Nobreza do samba do Rio de Janeiro, Paulinho da Viola faz 80 anos com obra perene

Em 26 de junho, foi Gilberto Gil. Em sete de agosto, Caetano Veloso. Em 26 de outubro, Milton Nascimento. Neste sábado, 12 de novembro de 2022, quem faz 80 anos é Paulinho da Viola (Foto/Leo Aversa/Divulgação). Cada um a seu modo, quatro gigantes da música popular brasileira. Todos revelados na segunda metade da década de 1960, na chamada era dos festivais.

Paulinho da Viola é Paulo César Batista de Faria, nascido no Rio de Janeiro, no bairro de Botafogo. O pai, César Faria, era violonista do conjunto Época de Ouro, de Jacob do Bandolim. Paulinho cresceu nas rodas de choro e de samba. O pai não queria que ele fosse músico, história contada na música 14 anos – “Ele então me aconselhou, sambista não tem valor nessa terra de doutor/E seu doutor, o meu pai tinha razão”.

Mas a atração foi irresistível, e a emoção se sobrepôs à razão do pai. Veio o violão, vieram os grandes sambas do passado, que o rapaz gostava de cantar, veio o Zicartola, e a amizade com Elton Medeiros, e Clementina de Jesus, e o Rosa de Ouro. Paulo César, tímido, muito contido, ganhou, então, um nome artístico e passou a ser chamado de Paulinho da Viola, como nunca mais deixaria de ser.

Tinha o samba. Tinha o choro. Tinha o violão, mas também o cavaquinho. Tinha o amor pela Portela, sua escola, mas também a reverência pela Mangueira de tantos mestres, homenageada em Sei Lá, Mangueira. Os portelenses não podiam reclamar: a escola do coração foi cantada em Foi um Rio que Passou em Minha Vida (“aquele azul não era do céu, nem era do mar”), samba antológico, clássico do repertório do autor.

Paulinho da Viola não é um artista do morro, nem ao menos da Zona Norte. Veio tão da classe média quanto Gil, Caetano e Milton. Mas, diferente desses, nunca se distanciou das matrizes do samba, o gênero que escolheu para dedicar seu trabalho autoral. Talvez um pouco em Sinal Fechado, que, no fundo, embora não pareça, conserva algo do samba. Sinal Fechado, originalíssima, singularíssima, é uma obra-prima do cancioneiro nacional.
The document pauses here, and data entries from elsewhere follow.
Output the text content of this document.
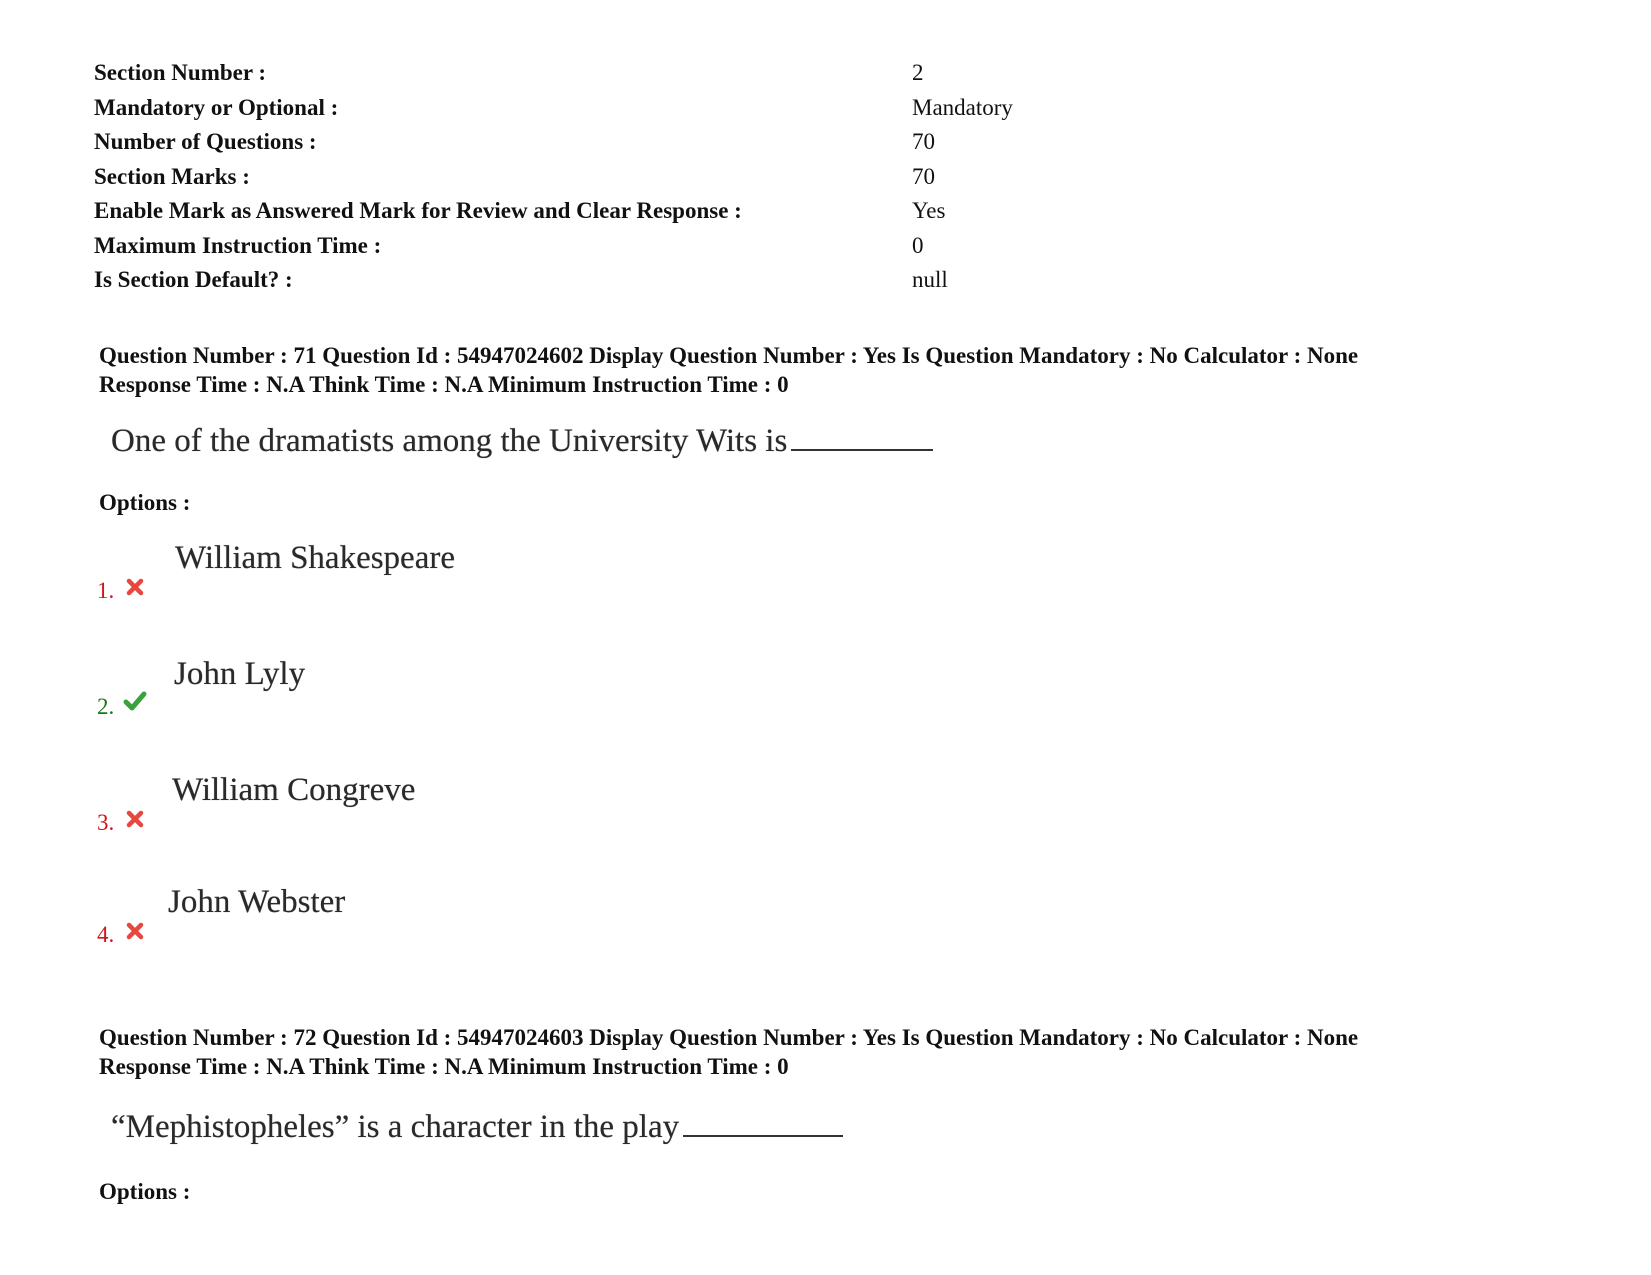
Section Number :	2
Mandatory or Optional :	Mandatory
Number of Questions :	70
Section Marks :	70
Enable Mark as Answered Mark for Review and Clear Response :	Yes
Maximum Instruction Time :	0
Is Section Default? :	null
Question Number : 71 Question Id : 54947024602 Display Question Number : Yes Is Question Mandatory : No Calculator : None
Response Time : N.A Think Time : N.A Minimum Instruction Time : 0
One of the dramatists among the University Wits is
Options :
1.
William Shakespeare
2.
John Lyly
3.
William Congreve
4.
John Webster
Question Number : 72 Question Id : 54947024603 Display Question Number : Yes Is Question Mandatory : No Calculator : None
Response Time : N.A Think Time : N.A Minimum Instruction Time : 0
“Mephistopheles” is a character in the play
Options :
O melhor de Paulinho da Viola, em discos, está na série de LPs que, ao longo da década de 1970, gravou na velha Odeon. Nesses álbuns, vamos encontrar seus melhores sambas, seu choros, além do autor que nunca abriu mão de ser também um primoroso intérprete. Gravou de Cartola a Lupicínio Rodrigues, de Chico Buarque a Pixinguinha. De Acontece a Nervos de Aço. De Sonho de um Carnaval a Os Cinco Companheiros.

Seus clássicos? Dança da Solidão ou Pecado Capital. Para um Amor no Recife ou Coração Leviano. Guardei Minha Viola ou Onde a Dor Não Tem Razão. Coisas do Mundo, Minha Nega ou E a Vida Continua. Tudo se Transformou ou Amor à Natureza. Perdoa ou Argumento. Timoneiro ou Eu Canto Samba. Sozinho ou com parceiros, grandes sambas, antológicos sambas.
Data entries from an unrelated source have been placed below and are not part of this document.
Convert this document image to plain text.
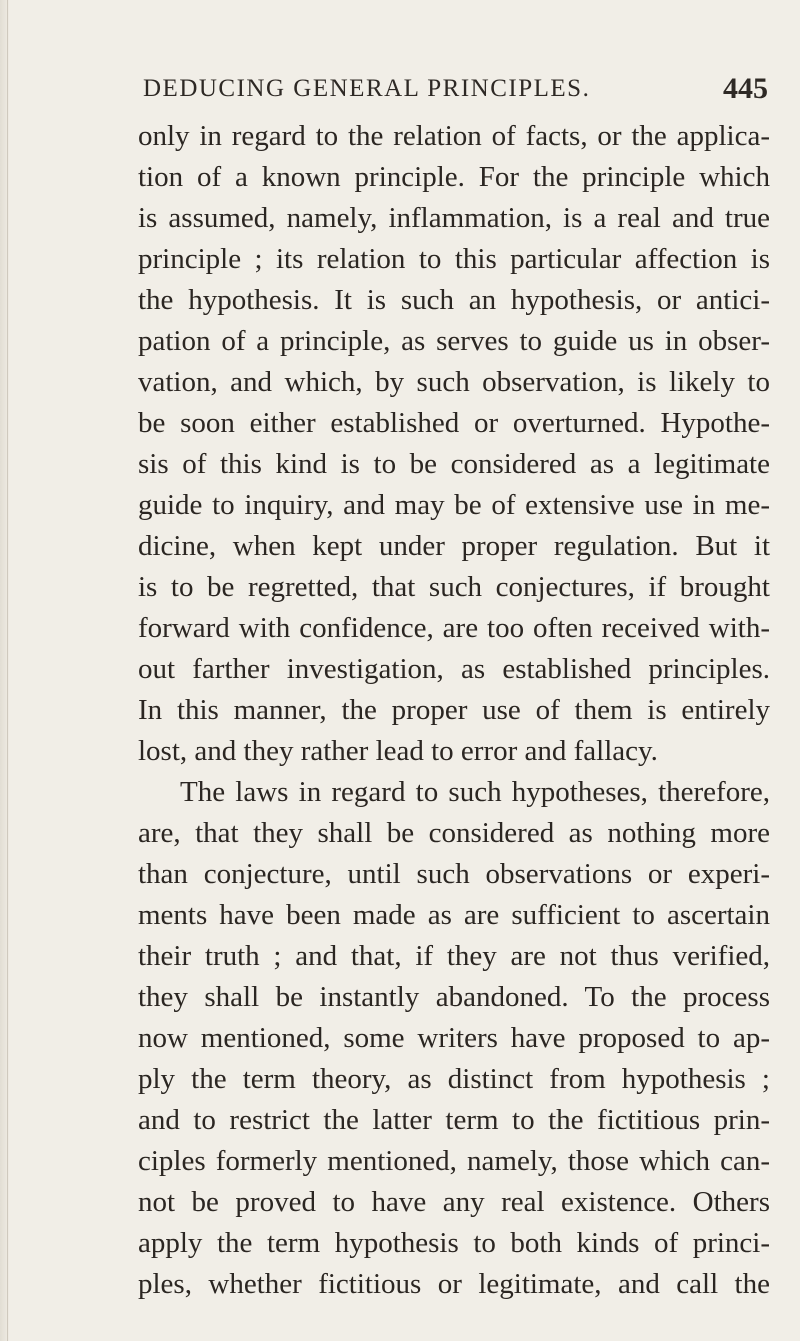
DEDUCING GENERAL PRINCIPLES.	445
only in regard to the relation of facts, or the applica-
tion of a known principle. For the principle which
is assumed, namely, inflammation, is a real and true
principle ; its relation to this particular affection is
the hypothesis. It is such an hypothesis, or antici-
pation of a principle, as serves to guide us in obser-
vation, and which, by such observation, is likely to
be soon either established or overturned. Hypothe-
sis of this kind is to be considered as a legitimate
guide to inquiry, and may be of extensive use in me-
dicine, when kept under proper regulation. But it
is to be regretted, that such conjectures, if brought
forward with confidence, are too often received with-
out farther investigation, as established principles.
In this manner, the proper use of them is entirely
lost, and they rather lead to error and fallacy.
The laws in regard to such hypotheses, therefore,
are, that they shall be considered as nothing more
than conjecture, until such observations or experi-
ments have been made as are sufficient to ascertain
their truth ; and that, if they are not thus verified,
they shall be instantly abandoned. To the process
now mentioned, some writers have proposed to ap-
ply the term theory, as distinct from hypothesis ;
and to restrict the latter term to the fictitious prin-
ciples formerly mentioned, namely, those which can-
not be proved to have any real existence. Others
apply the term hypothesis to both kinds of princi-
ples, whether fictitious or legitimate, and call the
Paulinho da Viola tem o repertório autoral, o violão preciso, o cavaquinho a puxar sambas e solar choros, a voz ideal para o que produz. Brilha nos estúdios, brilha igualmente nos palcos, onde costuma contar histórias incríveis. Gosta de carros antigos, de sinuca, é marceneiro, teve um namoro discreto com o “partidão”. É um exímio poeta do samba em letras que são verdadeiras crônicas do Rio de Janeiro. Observa o amor, vive o amor, canta o amor.
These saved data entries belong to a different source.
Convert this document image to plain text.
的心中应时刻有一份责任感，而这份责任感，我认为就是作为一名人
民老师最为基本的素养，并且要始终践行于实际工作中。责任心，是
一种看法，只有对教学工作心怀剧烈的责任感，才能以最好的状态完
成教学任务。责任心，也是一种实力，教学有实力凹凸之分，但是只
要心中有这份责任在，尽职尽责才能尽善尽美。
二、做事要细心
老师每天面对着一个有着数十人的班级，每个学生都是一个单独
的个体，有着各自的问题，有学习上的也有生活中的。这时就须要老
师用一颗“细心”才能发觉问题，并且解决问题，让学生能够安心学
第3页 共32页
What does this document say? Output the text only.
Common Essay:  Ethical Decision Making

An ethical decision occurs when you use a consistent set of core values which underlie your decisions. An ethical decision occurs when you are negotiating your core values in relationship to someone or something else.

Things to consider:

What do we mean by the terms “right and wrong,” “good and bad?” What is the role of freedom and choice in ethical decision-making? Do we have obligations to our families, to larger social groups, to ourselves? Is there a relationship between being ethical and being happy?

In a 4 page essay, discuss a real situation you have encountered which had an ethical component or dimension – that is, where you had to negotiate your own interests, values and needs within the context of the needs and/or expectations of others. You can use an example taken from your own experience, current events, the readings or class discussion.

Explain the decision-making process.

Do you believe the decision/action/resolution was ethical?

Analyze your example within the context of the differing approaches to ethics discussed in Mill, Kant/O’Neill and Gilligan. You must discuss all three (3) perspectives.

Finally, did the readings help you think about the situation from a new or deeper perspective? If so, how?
Para mim, a melhor síntese da sua música está em dois discos que, a rigor, formam um álbum-duplo. Um cantado, Memórias Cantando. O outro instrumental, Memórias Chorando. São menos autorais do que outros discos de Paulinho, mas são retratos fidelíssimos da sua alma de artista. Dizem que Paulinho é um homem muito elegante. É um clichê, mas é a mais absoluta verdade. Elegantíssimo. Por dentro e por fora.